… art moves us when the point of view, no matter what that is — provided, as Orwell says, it is not insane — is strongly, finely, richly, subtly, poignantly or in whatever way, embodied in the piece.
This is from the essay ‘The Tenses of Landscape’ found in Nature and Art Are Physical: Writings on Art, 1967-2008 by Rackstraw Downes (2014):
… My paintings are executed from start to finish on site in the landscape ant take months. When you work outdoors, you surrender a lot of control over your subject and that is what I like about it. It is the opposite of starting with a clear-cut idea and projecting that into the work. You learn about the site as you proceed; no matter what thoughts or opinions I may have about what is there when I begin, what comes to concern me as I work are the things themselves, not any sense I make of them.

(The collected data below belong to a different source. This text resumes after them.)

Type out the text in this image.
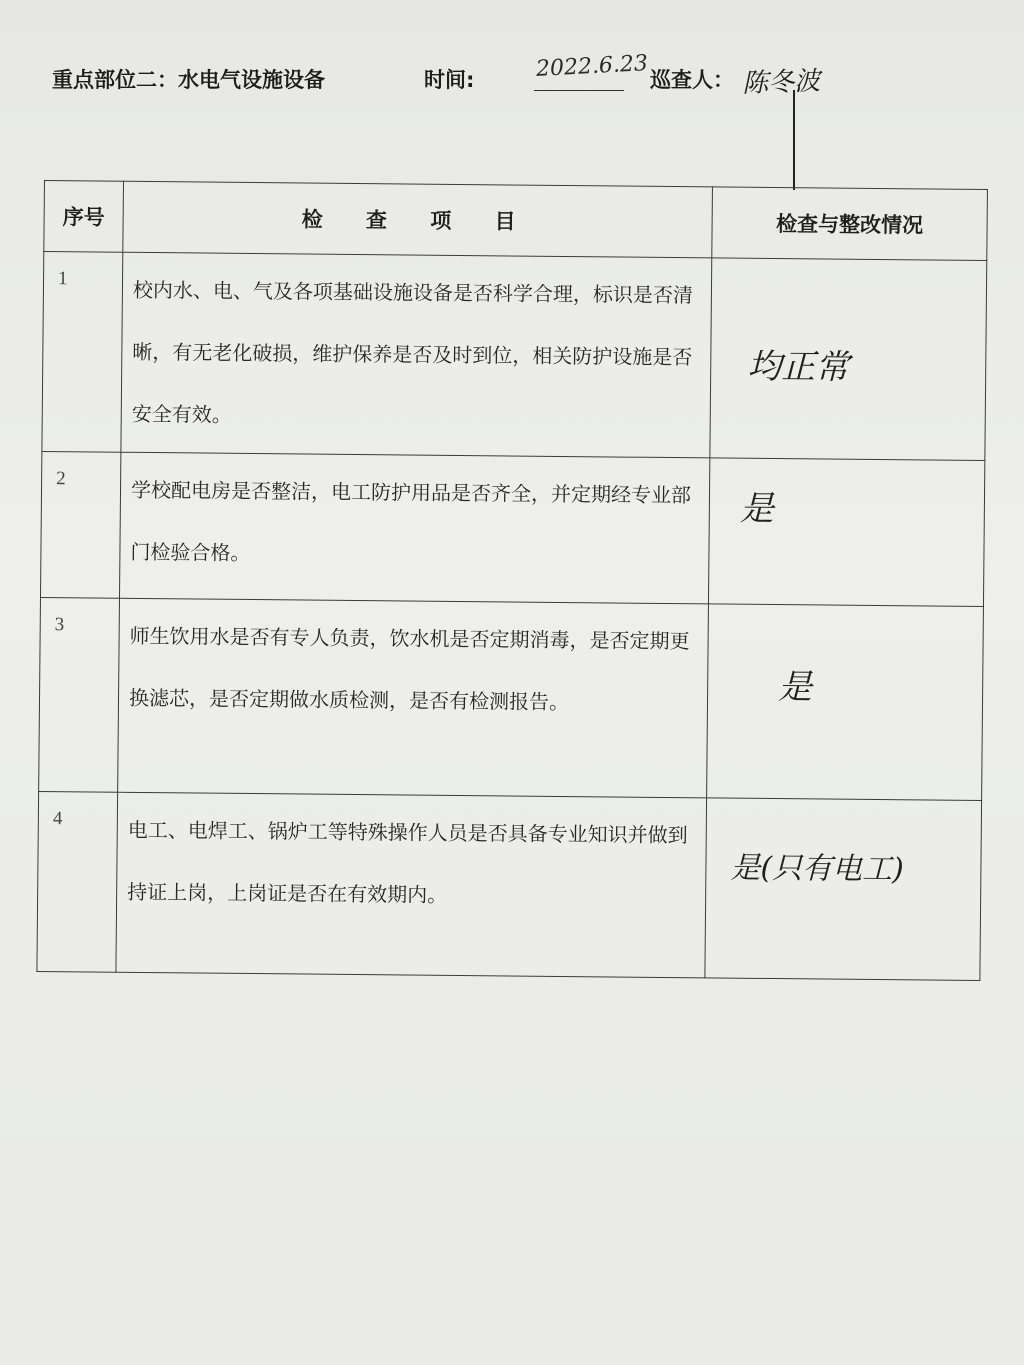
重点部位二：水电气设施设备	时间:	2022.6.23 巡查人： 陈冬波
序号	检 查 项 目	检查与整改情况
1	校内水、电、气及各项基础设施设备是否科学合理，标识是否清晰，有无老化破损，维护保养是否及时到位，相关防护设施是否安全有效。	均正常
2	学校配电房是否整洁，电工防护用品是否齐全，并定期经专业部门检验合格。	是
3	师生饮用水是否有专人负责，饮水机是否定期消毒，是否定期更换滤芯，是否定期做水质检测，是否有检测报告。	是
4	电工、电焊工、锅炉工等特殊操作人员是否具备专业知识并做到持证上岗，上岗证是否在有效期内。	是(只有电工)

[line break added] I made an oil sketch one April in response to the huge scale of a scrap metal pile towering over the fence in front of it. When I returned to the site with a large canvas made to proportions that would give me room for those two leading players, the pile was gone, sold to the Japanese. Did that mean I no longer had a subject? Well, no: it meant I followed what was now actually offered in the site (A Fence at the Periphery of a Jersey City Scrap-Metal Yard, 1993).
[line break added] The ground, bare in spring, produced a fine crop of weeds as summer wore on, and the fence became a subject in itself; perforated by tiny holes that let the wind through, it allowed you to sense mysteriously the semi-visible operations going on inside it. So, working from nature is not a technical issue; it has to do with letting the realities of the outside world impinge on and steer the activities of your own artistic world.
Rackstraw Downes, A Fence at the Periphery of a Jersey City Scrap-Metal Yard, 1993
I’ve talked a lot about “imagery.” This term, like its sibling “narrative,” is almost unavoidable in aesthetic discussions today. That’s okay, provided we recognize these words for what they are: x-ray terms. They look through or past the artwork’s body. But in art it is often the body more than the imagery that really signifies.
[line break added] In his essay about Swift’s Gulliver’s Travels called ‘Politics vs. Literature,’ George Orwell deals with the role of “imagery” or “narrative” in works of art, and the question of our endorsing, or not, the point of view expressed by them. He says Gulliver’s Travels has always been one of his favorite books, he’s read it eight or ten times, and he believes his taste in this is not aberrant because the book has never been out of print since its first publication and has been translated into some twenty languages.
[line break added] But, he says, the point of view of this book, its attitude to life, could not be more antithetical to his own. He hates its know-nothing attitude to science and knowledge, its disgust with the human body, its belief in an over-organized state based on a kind of slave population. So how can he love it? In his answer he does not praise its formal beauties; he says, rather, that the point of view it represents is something that is a component, even though only a small or partial one, of what we all feel, sometimes.
[line break added] There are days when any of us might wake up having thoughts like that about life. I would extrapolate from this and say that nothing could be more disappointing to me than to go to a show and find that it contained nothing but works expressing a point of view about landscape similar to my own; and that art moves us when the point of view, no matter what that is — provided, as Orwell says, it is not insane — is strongly, finely, richly, subtly, poignantly or in whatever way, embodied in the piece.